Many startups are founded with the explicit intention of being sold to larger companies further down the line. But these proposals would likely drag out the process of merging and acquiring new companies, and potentially limit the amount of money that large tech companies are willing to invest in smaller players.
Changing the consumer welfare standard
For the past 50 years, antitrust law has operated under the narrow "consumer welfare" standard, which makes it impossible to sue any companies for antitrust violations unless they are actively raising prices for consumers. Of course, that standard makes it difficult to make antitrust claims against tech companies because many of them offer their core services for free.
The report revolves around a much broader interpretation of antitrust law harkening back to the early 1900s, which defends small businesses and potential rivals who say they are being crushed by the largest tech companies.
"The subcommittee recommends that Congress consider reasserting the original intent and broad goals of the antitrust laws, by clarifying that they are designed to protect not just consumers, but also workers, entrepreneurs, independent businesses, open markets, a fair economy and democratic ideals," the report says.
Most critics of the report are believers in the "consumer welfare" standard and resist the notion that it should be expanded, claiming it has enabled innovation in the market.

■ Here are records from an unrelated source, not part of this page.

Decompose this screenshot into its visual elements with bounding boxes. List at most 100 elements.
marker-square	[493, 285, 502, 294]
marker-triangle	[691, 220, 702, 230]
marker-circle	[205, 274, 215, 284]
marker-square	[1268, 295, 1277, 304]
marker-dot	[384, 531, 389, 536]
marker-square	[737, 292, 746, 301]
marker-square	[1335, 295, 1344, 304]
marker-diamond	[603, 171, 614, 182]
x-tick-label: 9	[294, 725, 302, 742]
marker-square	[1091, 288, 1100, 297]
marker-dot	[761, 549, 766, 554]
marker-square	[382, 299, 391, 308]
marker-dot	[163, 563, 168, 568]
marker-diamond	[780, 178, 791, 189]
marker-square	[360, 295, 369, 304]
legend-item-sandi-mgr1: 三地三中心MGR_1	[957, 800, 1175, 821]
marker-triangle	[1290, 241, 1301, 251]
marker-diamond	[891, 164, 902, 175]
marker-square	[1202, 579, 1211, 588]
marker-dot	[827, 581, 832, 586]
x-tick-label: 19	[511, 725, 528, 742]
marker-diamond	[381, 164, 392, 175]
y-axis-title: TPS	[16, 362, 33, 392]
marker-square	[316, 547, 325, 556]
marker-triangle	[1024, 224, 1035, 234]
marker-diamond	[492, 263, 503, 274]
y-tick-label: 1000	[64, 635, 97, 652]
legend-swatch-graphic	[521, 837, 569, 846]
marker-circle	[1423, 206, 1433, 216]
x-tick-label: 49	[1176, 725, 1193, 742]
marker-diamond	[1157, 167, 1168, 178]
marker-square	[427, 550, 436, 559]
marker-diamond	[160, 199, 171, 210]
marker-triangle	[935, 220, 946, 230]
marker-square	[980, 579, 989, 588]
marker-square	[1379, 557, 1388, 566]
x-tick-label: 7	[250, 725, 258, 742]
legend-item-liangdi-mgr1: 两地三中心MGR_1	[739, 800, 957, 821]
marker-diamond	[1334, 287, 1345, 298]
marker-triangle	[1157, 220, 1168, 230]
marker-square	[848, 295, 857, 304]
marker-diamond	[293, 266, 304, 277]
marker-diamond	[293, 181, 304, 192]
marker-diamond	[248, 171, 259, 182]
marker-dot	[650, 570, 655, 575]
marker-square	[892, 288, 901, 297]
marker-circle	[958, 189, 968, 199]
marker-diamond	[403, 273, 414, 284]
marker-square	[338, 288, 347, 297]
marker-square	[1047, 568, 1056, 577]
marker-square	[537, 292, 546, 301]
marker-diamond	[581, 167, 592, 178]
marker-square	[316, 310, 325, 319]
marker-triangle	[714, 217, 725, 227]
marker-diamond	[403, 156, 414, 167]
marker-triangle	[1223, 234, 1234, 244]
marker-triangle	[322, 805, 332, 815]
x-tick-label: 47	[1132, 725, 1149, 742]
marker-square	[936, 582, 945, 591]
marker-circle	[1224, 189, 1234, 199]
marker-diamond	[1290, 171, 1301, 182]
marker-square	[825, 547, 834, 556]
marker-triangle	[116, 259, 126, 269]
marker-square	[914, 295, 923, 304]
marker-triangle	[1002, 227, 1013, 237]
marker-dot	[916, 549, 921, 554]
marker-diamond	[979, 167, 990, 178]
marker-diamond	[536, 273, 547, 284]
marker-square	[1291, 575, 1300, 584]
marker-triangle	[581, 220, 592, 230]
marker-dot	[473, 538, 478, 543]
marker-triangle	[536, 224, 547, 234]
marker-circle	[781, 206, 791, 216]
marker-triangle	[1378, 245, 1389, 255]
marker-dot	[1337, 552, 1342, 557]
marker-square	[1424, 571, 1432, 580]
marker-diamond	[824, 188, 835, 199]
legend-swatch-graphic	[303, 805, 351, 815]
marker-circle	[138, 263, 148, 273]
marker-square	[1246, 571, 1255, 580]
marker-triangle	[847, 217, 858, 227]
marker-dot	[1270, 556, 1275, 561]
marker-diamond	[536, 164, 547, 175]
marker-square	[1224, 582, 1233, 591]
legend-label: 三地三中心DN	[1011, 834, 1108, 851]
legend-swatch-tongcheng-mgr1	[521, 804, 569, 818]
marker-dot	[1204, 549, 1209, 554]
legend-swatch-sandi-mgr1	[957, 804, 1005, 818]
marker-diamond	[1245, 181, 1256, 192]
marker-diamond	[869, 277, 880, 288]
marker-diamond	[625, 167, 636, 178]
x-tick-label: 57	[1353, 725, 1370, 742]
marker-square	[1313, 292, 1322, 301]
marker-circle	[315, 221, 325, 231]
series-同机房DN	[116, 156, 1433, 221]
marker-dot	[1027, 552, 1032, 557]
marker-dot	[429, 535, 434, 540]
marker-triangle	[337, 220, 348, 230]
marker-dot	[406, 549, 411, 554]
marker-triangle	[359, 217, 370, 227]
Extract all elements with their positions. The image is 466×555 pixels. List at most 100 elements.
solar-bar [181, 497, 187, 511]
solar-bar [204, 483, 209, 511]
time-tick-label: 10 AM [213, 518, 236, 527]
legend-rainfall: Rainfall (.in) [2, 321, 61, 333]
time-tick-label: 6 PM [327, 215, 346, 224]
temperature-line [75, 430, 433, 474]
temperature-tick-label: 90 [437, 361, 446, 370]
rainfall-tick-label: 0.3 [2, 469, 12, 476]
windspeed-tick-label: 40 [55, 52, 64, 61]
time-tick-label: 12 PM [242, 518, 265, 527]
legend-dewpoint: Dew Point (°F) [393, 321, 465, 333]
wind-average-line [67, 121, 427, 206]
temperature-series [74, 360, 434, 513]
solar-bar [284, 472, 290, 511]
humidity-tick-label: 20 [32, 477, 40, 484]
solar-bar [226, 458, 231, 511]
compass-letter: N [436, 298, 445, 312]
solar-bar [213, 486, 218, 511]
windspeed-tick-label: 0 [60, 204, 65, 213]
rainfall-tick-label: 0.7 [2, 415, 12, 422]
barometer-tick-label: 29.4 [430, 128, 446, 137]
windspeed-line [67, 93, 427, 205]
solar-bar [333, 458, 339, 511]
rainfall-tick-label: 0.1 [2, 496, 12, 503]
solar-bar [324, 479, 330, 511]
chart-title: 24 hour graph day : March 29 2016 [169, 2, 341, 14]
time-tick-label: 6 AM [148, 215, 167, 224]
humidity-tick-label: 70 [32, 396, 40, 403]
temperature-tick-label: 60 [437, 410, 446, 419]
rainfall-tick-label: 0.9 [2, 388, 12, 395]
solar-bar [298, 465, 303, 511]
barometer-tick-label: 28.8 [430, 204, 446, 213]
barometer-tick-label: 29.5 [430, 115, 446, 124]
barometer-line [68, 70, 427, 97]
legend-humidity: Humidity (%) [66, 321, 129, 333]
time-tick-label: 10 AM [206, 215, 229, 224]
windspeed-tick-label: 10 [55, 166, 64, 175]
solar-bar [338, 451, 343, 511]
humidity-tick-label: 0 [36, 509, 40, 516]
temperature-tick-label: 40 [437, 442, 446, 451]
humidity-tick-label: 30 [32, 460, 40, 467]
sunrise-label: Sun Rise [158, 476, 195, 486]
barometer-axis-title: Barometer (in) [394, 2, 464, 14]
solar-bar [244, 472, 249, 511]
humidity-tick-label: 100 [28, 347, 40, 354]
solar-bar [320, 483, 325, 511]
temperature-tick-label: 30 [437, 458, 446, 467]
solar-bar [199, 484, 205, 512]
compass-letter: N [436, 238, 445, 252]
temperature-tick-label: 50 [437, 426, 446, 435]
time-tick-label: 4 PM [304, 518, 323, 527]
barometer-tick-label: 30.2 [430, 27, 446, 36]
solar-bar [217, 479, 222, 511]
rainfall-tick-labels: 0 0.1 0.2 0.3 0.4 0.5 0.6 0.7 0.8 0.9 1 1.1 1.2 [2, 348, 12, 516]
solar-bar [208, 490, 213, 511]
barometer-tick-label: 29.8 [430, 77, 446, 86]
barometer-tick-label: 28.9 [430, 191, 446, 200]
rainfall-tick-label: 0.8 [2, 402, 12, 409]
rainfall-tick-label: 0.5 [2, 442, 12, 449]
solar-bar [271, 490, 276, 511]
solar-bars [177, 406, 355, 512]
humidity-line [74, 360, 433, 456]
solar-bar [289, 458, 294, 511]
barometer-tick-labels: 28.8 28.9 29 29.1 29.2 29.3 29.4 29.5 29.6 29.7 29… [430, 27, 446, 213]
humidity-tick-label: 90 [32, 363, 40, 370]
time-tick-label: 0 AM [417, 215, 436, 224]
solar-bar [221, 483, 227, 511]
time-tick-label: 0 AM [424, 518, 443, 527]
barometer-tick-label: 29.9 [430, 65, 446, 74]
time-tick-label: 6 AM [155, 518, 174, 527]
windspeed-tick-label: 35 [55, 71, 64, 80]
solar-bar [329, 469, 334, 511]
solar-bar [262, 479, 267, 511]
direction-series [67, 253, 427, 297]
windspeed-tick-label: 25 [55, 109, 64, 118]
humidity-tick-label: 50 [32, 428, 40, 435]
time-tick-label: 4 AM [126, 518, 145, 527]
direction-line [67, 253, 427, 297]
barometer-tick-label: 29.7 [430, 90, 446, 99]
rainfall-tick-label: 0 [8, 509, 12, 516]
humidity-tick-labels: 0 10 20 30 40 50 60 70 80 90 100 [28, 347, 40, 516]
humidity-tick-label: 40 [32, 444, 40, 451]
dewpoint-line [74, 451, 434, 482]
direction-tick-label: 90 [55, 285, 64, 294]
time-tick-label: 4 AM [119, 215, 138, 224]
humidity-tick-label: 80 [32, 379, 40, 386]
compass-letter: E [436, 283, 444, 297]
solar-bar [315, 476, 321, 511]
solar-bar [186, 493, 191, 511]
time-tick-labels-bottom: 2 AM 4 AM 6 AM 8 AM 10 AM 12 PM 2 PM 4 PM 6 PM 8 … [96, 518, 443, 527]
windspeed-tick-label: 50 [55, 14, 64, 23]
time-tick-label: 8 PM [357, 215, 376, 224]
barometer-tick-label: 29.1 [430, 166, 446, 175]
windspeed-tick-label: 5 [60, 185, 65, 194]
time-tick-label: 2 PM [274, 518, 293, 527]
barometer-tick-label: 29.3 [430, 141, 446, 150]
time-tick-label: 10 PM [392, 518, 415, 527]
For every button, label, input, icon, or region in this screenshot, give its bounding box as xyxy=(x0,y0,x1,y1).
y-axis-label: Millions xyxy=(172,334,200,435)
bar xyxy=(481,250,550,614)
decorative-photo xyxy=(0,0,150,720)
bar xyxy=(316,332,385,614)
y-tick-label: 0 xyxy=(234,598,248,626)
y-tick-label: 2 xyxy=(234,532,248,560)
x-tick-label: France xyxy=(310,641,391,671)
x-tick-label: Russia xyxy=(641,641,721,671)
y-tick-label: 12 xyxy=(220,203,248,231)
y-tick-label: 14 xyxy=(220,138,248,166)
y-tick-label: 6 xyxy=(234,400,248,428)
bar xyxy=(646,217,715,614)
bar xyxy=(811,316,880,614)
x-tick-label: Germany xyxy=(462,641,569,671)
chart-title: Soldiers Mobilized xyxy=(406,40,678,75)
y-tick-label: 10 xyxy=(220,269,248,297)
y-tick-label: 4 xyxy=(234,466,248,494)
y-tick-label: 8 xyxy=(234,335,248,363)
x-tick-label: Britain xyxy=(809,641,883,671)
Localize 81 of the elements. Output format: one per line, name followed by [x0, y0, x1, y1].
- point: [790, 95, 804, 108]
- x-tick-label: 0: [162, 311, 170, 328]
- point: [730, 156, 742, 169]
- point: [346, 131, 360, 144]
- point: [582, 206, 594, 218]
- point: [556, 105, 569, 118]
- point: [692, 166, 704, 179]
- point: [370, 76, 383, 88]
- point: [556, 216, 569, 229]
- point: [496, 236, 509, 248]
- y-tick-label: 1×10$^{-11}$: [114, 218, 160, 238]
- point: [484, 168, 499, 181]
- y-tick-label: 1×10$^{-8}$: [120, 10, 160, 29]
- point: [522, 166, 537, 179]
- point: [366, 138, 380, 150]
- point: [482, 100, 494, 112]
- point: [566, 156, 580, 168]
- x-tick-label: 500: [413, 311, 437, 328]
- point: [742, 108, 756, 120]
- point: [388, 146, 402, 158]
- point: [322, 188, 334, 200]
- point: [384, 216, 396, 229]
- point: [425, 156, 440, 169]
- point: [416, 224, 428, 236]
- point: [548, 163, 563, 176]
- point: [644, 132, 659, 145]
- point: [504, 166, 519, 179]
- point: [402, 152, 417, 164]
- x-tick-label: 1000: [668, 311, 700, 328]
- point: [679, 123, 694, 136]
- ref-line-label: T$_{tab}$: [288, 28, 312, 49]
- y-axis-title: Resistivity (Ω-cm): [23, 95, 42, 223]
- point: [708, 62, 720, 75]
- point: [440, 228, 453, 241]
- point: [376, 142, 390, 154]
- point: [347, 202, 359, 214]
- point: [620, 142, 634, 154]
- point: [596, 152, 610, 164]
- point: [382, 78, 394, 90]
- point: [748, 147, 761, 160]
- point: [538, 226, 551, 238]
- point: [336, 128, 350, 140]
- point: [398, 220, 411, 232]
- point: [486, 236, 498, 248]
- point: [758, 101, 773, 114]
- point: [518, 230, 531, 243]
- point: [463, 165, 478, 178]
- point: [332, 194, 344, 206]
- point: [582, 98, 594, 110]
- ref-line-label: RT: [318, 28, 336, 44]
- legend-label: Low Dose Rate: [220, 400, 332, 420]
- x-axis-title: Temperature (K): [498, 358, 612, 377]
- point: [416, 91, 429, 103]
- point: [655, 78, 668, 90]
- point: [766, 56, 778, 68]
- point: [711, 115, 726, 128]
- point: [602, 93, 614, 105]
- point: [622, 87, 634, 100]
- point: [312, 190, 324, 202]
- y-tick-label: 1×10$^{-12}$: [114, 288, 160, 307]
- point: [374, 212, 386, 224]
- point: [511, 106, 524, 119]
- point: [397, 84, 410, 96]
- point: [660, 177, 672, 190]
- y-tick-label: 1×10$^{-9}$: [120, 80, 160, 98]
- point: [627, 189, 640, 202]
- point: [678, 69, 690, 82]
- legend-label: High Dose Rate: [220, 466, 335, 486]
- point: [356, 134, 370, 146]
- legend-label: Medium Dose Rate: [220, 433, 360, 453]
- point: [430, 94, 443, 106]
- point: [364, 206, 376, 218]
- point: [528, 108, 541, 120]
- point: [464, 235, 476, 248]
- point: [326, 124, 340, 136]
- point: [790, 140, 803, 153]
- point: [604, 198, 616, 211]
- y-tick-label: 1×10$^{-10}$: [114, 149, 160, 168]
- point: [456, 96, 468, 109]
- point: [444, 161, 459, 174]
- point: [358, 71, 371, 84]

"When you move away from an objective standard, which is what we have with consumer welfare standard, to a subjective standard — 'I know it when I see it, or I dub you too big' — then you are essentially opening antitrust to crony capitalism," said Szabo, whose group represents Google, Facebook, Amazon and Apple.
The debate over the future of the "consumer welfare" standard is certain to rage on over the next few months. But critics near-unanimously agreed that the report is important because it could lay the groundwork for any antitrust efforts in a potential Biden administration, especially if Democrats win the Senate.
"So much depends on November," TechFreedom's Agarwal said.